Controlling your personal information
It is important that the personal information we hold about you is accurate and current. Please keep us informed if your personal information changes during your working relationship with us.
If you want to review, verify, correct or question anything detailed in this policy or anything about your personal information, please contact Iain Simmons in writing at: Little Himalaya Ltd, 2 Alpha House, Farmer Ward Road, Kenilworth, CV8 2ED.
You will not have to pay a fee to access your personal information (or to exercise any of the other rights). However, we may charge a reasonable fee if your request for access is clearly unfounded or excessive. Alternatively, we may refuse to comply with the request in such circumstances to the extent permitted by law
Under certain circumstances, by law you have the right to:
- request details of personal information which we hold about you
- restrict the collection or use of your personal data
- to withdraw any permission you have given us to use your data
- or even to delete any records that we may hold
Data Protection focal point
We have appointed a data protection focal point to oversee compliance with this privacy notice. If you have any questions about this privacy notice or how we handle your personal information, please contact the Data Protection Focal Point at :
info at littlehimalaya.co.uk, 2 Alpha House Farmer Ward Road, Kenilworth, CV8 2ED
You have the right to make a complaint at any time to the Information Commissioner's Office (ICO), the UK supervisory authority for data protection issues. As an individual whose personal data is processed by Little Himalaya you have the following rights:
- the right to be informed – which is what this privacy notice is for
- the right to access the data we hold about you the right to object to direct marketing – either use the ‘unsubscribe’ button on our emails or contact us directly
- the right to object to processing carried out on the basis of legitimate interests
- the right to erasure (in some circumstances)
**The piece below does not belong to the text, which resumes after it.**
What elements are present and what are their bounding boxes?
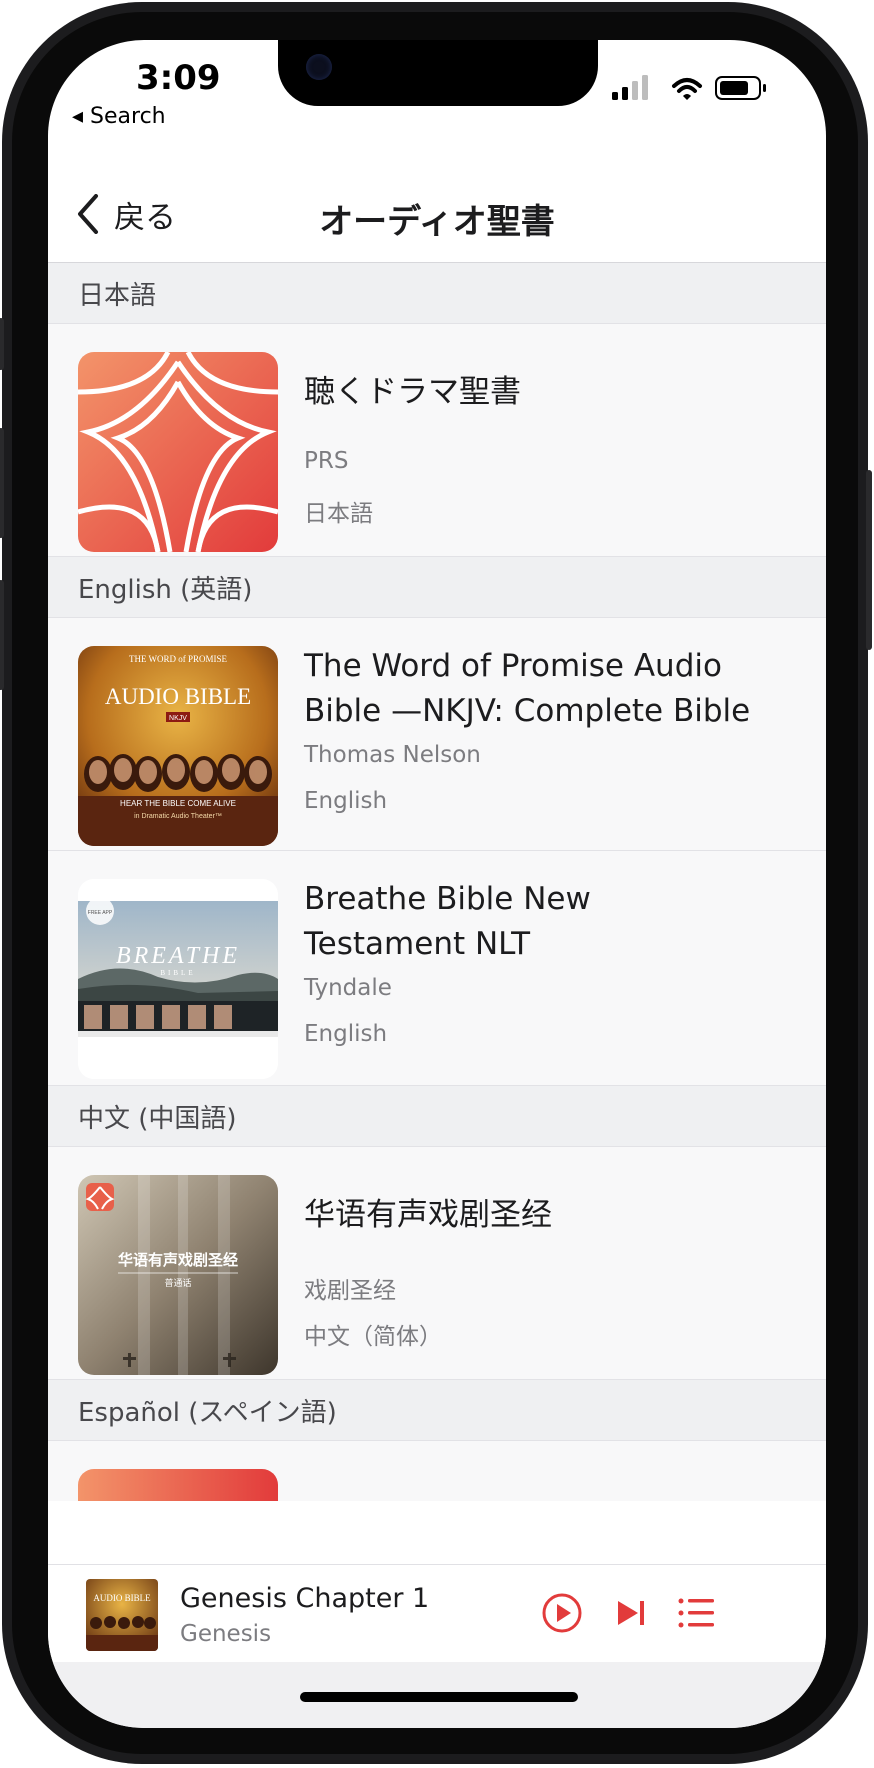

- the right of data portability
- the right to have your data rectified if its inaccurate
- the right to have your data restricted or blocked from processing To exercise any of these rights, please use the Contact Us form to get in touch.
Changes to our Privacy Policy
We reserve the right to update this privacy notice at any time, and we will provide you with a new privacy notice when we make any substantial updates. We may also notify you in other ways from time to time about the processing of your personal information.
This policy was updated in June 2018 to show that we are adhering to the new General Data Protection Regulation (GDPR), which came into force in May 2018.